Michael Richter (Minister der Finanzen): 

Sehr geehrter Herr Präsident! Meine Damen und Herren! Der Antrag der Fraktion der LINKEN sieht vor, dass der Staat eingreifen soll, um die Preisentwicklung in gesamten Bereichen zu regulieren. Da der Staat die Preise nicht diktiert, soll das Ziel durch Steuersenkungen erreicht werden. 

Die Auswirkungen der Inflation, die steigenden Preise sind nicht wegzudiskutieren. Ich habe deshalb absolut Verständnis für die Förderung nach spürbaren Entlastungen der Bürgerinnen und Bürger.
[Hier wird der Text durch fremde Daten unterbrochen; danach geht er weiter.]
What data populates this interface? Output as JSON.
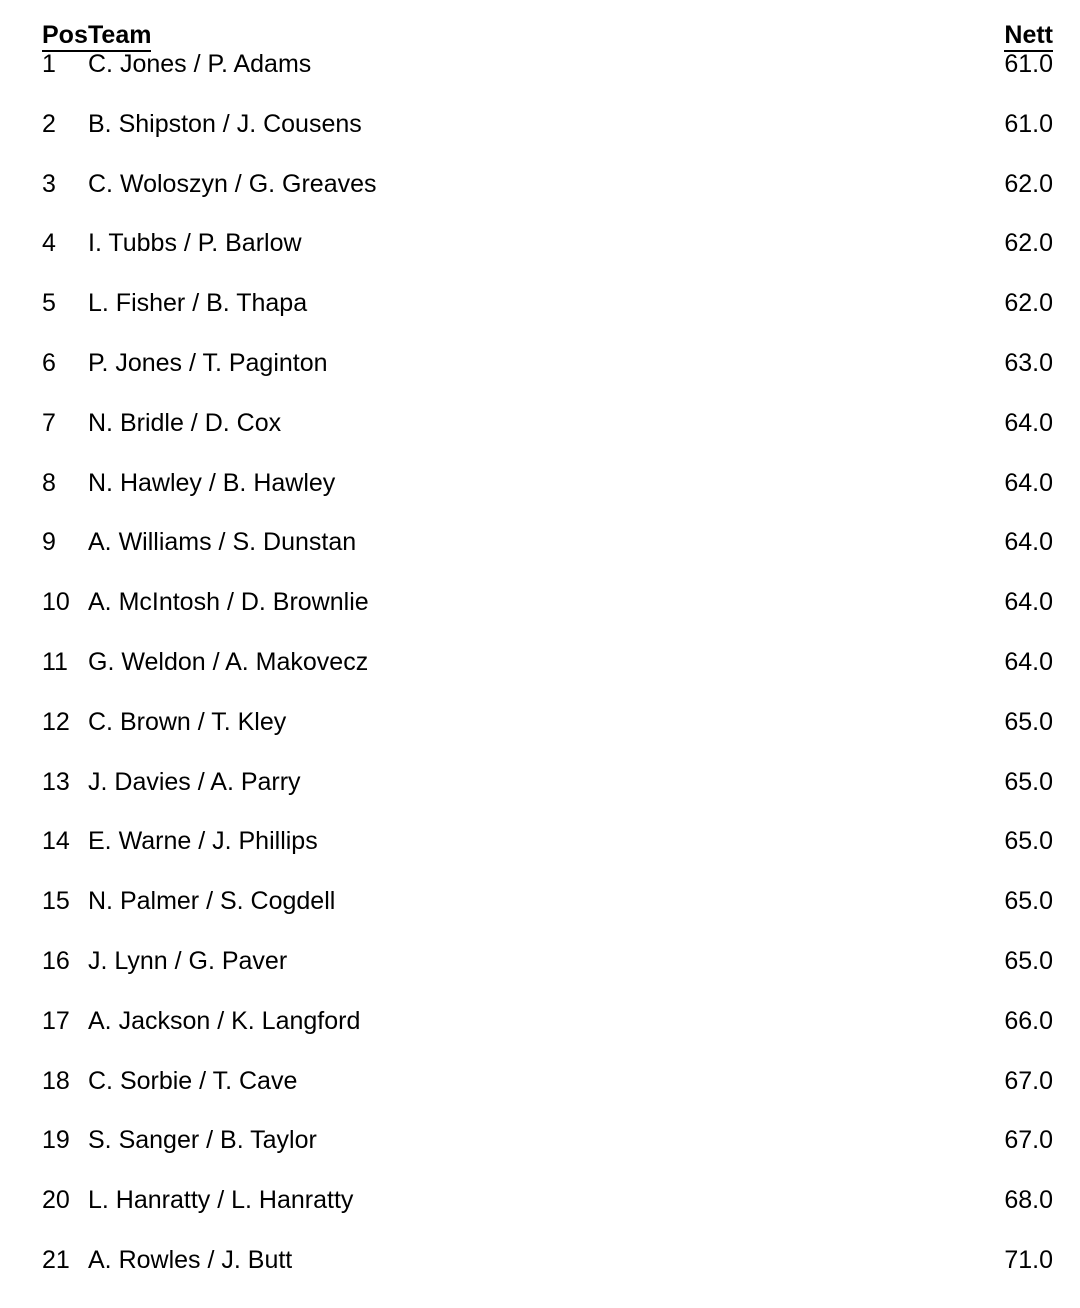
{
  "table": {
    "columns": {
      "pos": "Pos",
      "team": "Team",
      "nett": "Nett"
    },
    "rows": [
      {
        "pos": "1",
        "team": "C. Jones / P. Adams",
        "nett": "61.0"
      },
      {
        "pos": "2",
        "team": "B. Shipston / J. Cousens",
        "nett": "61.0"
      },
      {
        "pos": "3",
        "team": "C. Woloszyn / G. Greaves",
        "nett": "62.0"
      },
      {
        "pos": "4",
        "team": "I. Tubbs / P. Barlow",
        "nett": "62.0"
      },
      {
        "pos": "5",
        "team": "L. Fisher / B. Thapa",
        "nett": "62.0"
      },
      {
        "pos": "6",
        "team": "P. Jones / T. Paginton",
        "nett": "63.0"
      },
      {
        "pos": "7",
        "team": "N. Bridle / D. Cox",
        "nett": "64.0"
      },
      {
        "pos": "8",
        "team": "N. Hawley / B. Hawley",
        "nett": "64.0"
      },
      {
        "pos": "9",
        "team": "A. Williams / S. Dunstan",
        "nett": "64.0"
      },
      {
        "pos": "10",
        "team": "A. McIntosh / D. Brownlie",
        "nett": "64.0"
      },
      {
        "pos": "11",
        "team": "G. Weldon / A. Makovecz",
        "nett": "64.0"
      },
      {
        "pos": "12",
        "team": "C. Brown / T. Kley",
        "nett": "65.0"
      },
      {
        "pos": "13",
        "team": "J. Davies / A. Parry",
        "nett": "65.0"
      },
      {
        "pos": "14",
        "team": "E. Warne / J. Phillips",
        "nett": "65.0"
      },
      {
        "pos": "15",
        "team": "N. Palmer / S. Cogdell",
        "nett": "65.0"
      },
      {
        "pos": "16",
        "team": "J. Lynn / G. Paver",
        "nett": "65.0"
      },
      {
        "pos": "17",
        "team": "A. Jackson / K. Langford",
        "nett": "66.0"
      },
      {
        "pos": "18",
        "team": "C. Sorbie / T. Cave",
        "nett": "67.0"
      },
      {
        "pos": "19",
        "team": "S. Sanger / B. Taylor",
        "nett": "67.0"
      },
      {
        "pos": "20",
        "team": "L. Hanratty / L. Hanratty",
        "nett": "68.0"
      },
      {
        "pos": "21",
        "team": "A. Rowles / J. Butt",
        "nett": "71.0"
      }
    ]
  },
  "theme": {
    "text_color": "#000000",
    "background_color": "#ffffff"
  }
}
Die vorgeschlagenen Maßnahmen werden von verschiedenen Seiten vorgetragen.

Nach den Maßgaben der europäischen Mehrwertsteuersystemrichtlinie wären ein Nullsteuersatz auf Grundnahrungsmittel und eine Verlängerung der Absenkung der Umsatzsteuer auf Fernwärme und Gas auf 7 % möglich. Rechtlich wäre eine Umsetzung der Forderung also zulässig. Sie haben zwei Länder benannt.

Einen Antrag auf Absenkung der Umsatzsteuer auf Grundnahrungsmittel auf 0 % hat die Fraktion DIE LINKE bereits im vergangenen Jahr auf Bundesebene eingebracht. Über die Änderung der bundesgesetzlichen Regelung wurde dort bereits diskutiert. Der Vorschlag wurde abgelehnt. Das zeigt, dass es wichtige Gründe dafür gibt, die Forderungen differenzierter zu betrachten.

Meine Damen und Herren, ich möchte Ihnen einige Punkte nennen, warum ich bei allem Verständnis die Vorschläge kritisch sehe. 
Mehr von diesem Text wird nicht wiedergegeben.